Given the large amount of clauses, there are a number of areas that investors need to be aware of when considering investments in hybrid securities.
Dividends can be cumulative or non-cumulative and deferrable. If the company can defer distributions, an investor benefits from the missed distributions being cumulative (as opposed to non-cumulative). It is also important that if hybrids do not receive distribtuions, then distributions cannot be made to common equity – this is know as a dividend stopper.
Australian investors should also consider whether the dividends are franked or unfranked,. For investors that can use franking credits, a better measure of yield is the grossed up yield.
Call Options and Conversion dates:
Investors should be aware of an issuer’s ability to call securities. While increasingly investors have been conditioned to expect redemption on the first call date, in my opinion investors should not consider this a certainty. You should also be aware that the issuers right to redeem is beneficial to the issuer, not to the holder – if not redeeming is in the issuers best interests, then the security won’t be redeemed.
Issuers also have a right to convert hybrid securities into equity. Again, this is at the issuers option, and it is highly unlikely that this would be enacted if receiving shares in the underlying stock was in the investors best interest!
Securities will be automatically converted into shares if the share price is above a nominated hurdle. Receiving shares may not suit investors, as per most conversion clauses.
Ranking on Liquidation:
Subordinated debt ranks above ordinary equity and preference shares. Preference shares rank above ordinary equity only. Many hybrids will convert into ordinary equity on liquidation and this increases the chances of investors losing all of their capital in the event of a liquidation.
Capital trigger: APRA requires that when a capital trigger is breached, hybrids convert into equity. If this occurs, 100% losses are likely.
Non-viability trigger: A new clause which is so far untested. Designed to provide loss absorbing capital for a non-viable financial institution, it is highly likely that in the event an issuer is deemed non-viable, investors in hybrid securities will suffer a 100% capital loss.
Who are buying hybrids in Australia?
Perhaps tellingly, hybrid securities until recently have been the domain of the retail investor.
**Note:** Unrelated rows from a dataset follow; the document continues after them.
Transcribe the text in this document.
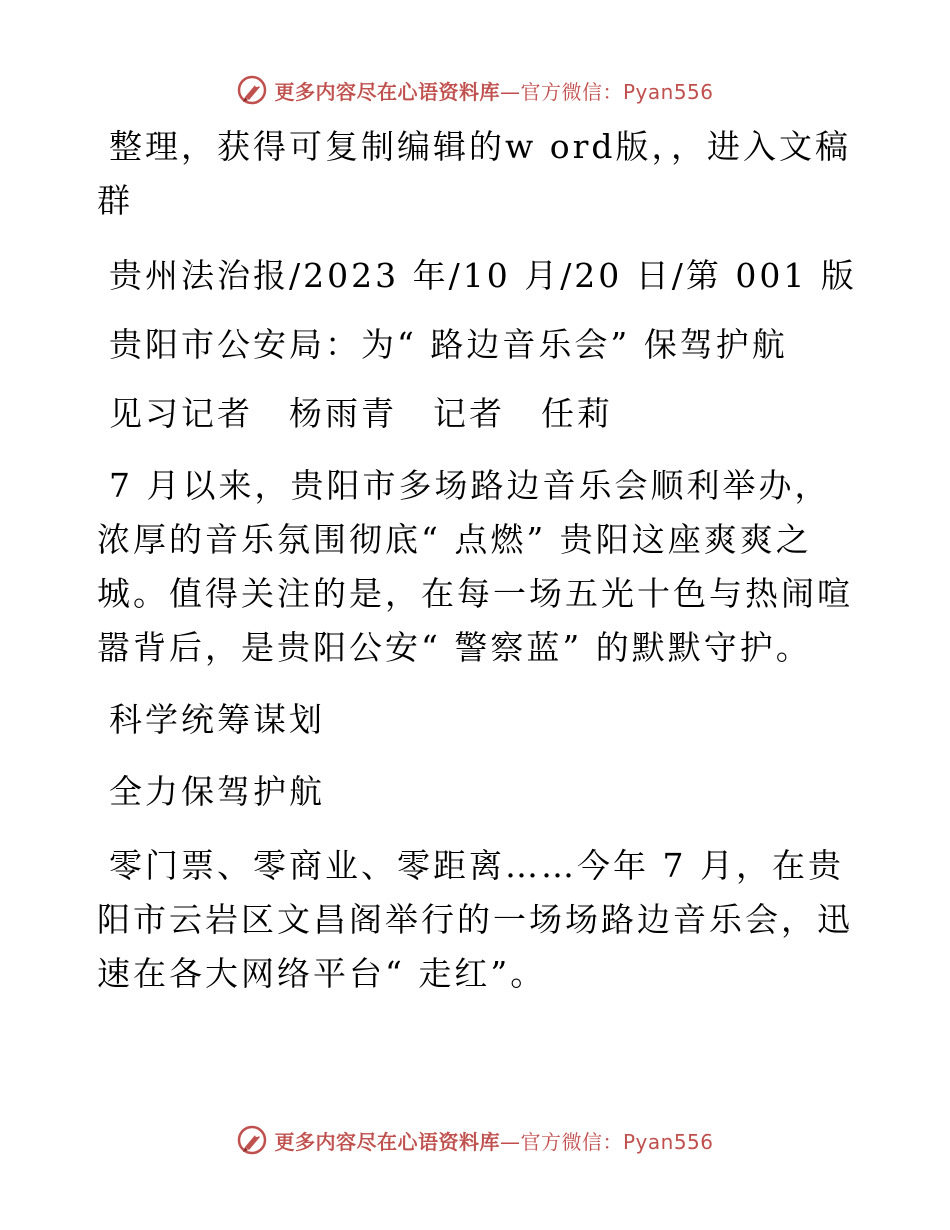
更多内容尽在心语资料库—官方微信：Pyan556

整理，获得可复制编辑的w ord版，，进入文稿群

贵州法治报/2023 年/10 月/20 日/第 001 版

贵阳市公安局：为“ 路边音乐会” 保驾护航

见习记者　杨雨青　记者　任莉

7 月以来，贵阳市多场路边音乐会顺利举办，浓厚的音乐氛围彻底“ 点燃” 贵阳这座爽爽之城。值得关注的是，在每一场五光十色与热闹喧嚣背后，是贵阳公安“ 警察蓝” 的默默守护。

科学统筹谋划

全力保驾护航

零门票、零商业、零距离……今年 7 月，在贵阳市云岩区文昌阁举行的一场场路边音乐会，迅速在各大网络平台“ 走红”。

更多内容尽在心语资料库—官方微信：Pyan556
It reminds me of an old saying – “financial products are sold, not bought”. Within retail investors, investment in hybrid securities is concentrated within Self Managed Super Funds (SMSFs), which benefit from the higher yields available and the ability to utilise franking credits.
Institutions have typically not been active in the hybrid sector, with franking credits not able to be reported as performance (which leads to a situation whereby securities higher on the capital structure deliver “better” returns than hybrids). There has been some institutional support at the right prices for more recently issued hybrids.
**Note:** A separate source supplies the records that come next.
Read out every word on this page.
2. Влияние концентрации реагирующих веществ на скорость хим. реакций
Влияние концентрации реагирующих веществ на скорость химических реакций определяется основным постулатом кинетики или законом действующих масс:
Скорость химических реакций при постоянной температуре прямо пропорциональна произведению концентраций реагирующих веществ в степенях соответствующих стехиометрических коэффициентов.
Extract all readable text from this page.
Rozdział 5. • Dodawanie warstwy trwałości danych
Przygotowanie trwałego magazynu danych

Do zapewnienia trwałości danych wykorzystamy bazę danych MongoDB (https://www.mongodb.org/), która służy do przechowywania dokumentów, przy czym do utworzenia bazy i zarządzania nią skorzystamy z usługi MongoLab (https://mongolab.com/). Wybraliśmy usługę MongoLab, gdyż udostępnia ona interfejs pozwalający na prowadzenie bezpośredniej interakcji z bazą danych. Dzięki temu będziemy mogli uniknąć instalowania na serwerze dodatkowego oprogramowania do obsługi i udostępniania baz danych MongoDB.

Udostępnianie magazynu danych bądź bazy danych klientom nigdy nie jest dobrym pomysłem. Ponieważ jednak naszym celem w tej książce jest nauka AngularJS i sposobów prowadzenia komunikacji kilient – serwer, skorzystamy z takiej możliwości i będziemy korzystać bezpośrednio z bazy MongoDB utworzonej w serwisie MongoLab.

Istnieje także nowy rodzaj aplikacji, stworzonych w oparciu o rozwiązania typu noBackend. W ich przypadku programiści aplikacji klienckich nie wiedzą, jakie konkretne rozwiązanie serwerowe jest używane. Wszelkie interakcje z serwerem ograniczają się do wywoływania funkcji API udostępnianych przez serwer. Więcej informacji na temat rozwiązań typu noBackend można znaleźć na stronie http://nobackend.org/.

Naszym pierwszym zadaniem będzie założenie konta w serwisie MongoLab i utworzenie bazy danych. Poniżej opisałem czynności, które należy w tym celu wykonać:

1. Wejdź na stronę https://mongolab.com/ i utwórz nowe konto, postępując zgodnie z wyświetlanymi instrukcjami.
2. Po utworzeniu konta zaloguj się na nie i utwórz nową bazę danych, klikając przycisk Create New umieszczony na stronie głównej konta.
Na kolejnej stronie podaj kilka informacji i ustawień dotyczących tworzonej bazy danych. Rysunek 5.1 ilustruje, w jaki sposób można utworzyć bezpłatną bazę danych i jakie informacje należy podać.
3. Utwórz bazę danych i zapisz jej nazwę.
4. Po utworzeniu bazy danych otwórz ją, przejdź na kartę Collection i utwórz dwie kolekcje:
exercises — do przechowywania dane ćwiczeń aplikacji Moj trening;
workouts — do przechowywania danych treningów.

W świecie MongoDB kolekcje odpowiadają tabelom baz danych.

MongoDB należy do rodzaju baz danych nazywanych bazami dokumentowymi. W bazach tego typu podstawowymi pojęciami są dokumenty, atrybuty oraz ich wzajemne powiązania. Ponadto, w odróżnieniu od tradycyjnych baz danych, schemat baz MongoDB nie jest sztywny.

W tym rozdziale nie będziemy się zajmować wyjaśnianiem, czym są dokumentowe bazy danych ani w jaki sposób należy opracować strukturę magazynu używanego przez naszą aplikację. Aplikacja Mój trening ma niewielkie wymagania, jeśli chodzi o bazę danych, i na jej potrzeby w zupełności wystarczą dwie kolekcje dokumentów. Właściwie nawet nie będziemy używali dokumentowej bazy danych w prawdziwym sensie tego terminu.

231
Why are retail investors attracted to hybrids?
- Higher rates of returns – Hybrid securities offer higher yields compared to senior debt, reflecting their position on the capital structure.
- Liquidity benefits – Listed on the ASX, hybrids can be traded in the same was as shares. Although liquidity is not typically high (which can lead to large buy/sell spreads), investors can liquidate within 3 days.
- Income at lower price volatility than equity – hybrids pay well defined and regular dividends while axcting similar to low volatility equities.
- Diversification beenfits. – theses securities can diversify the overall portfolio risk, although I am sceptical that these securities will act like this in times of financial stress.
Should I Invest in Hybrid securities?
I have written on this before. In my opinion, some hybrids may provide attractive opportunities during significant market dislocations. I do not think that the increase in yield over equity properly compensates for the lack of prospects for capital appreciation. My preference remains for high quality dividend growth stocks, although hybrid securities may be appropriate for some investors in some situations.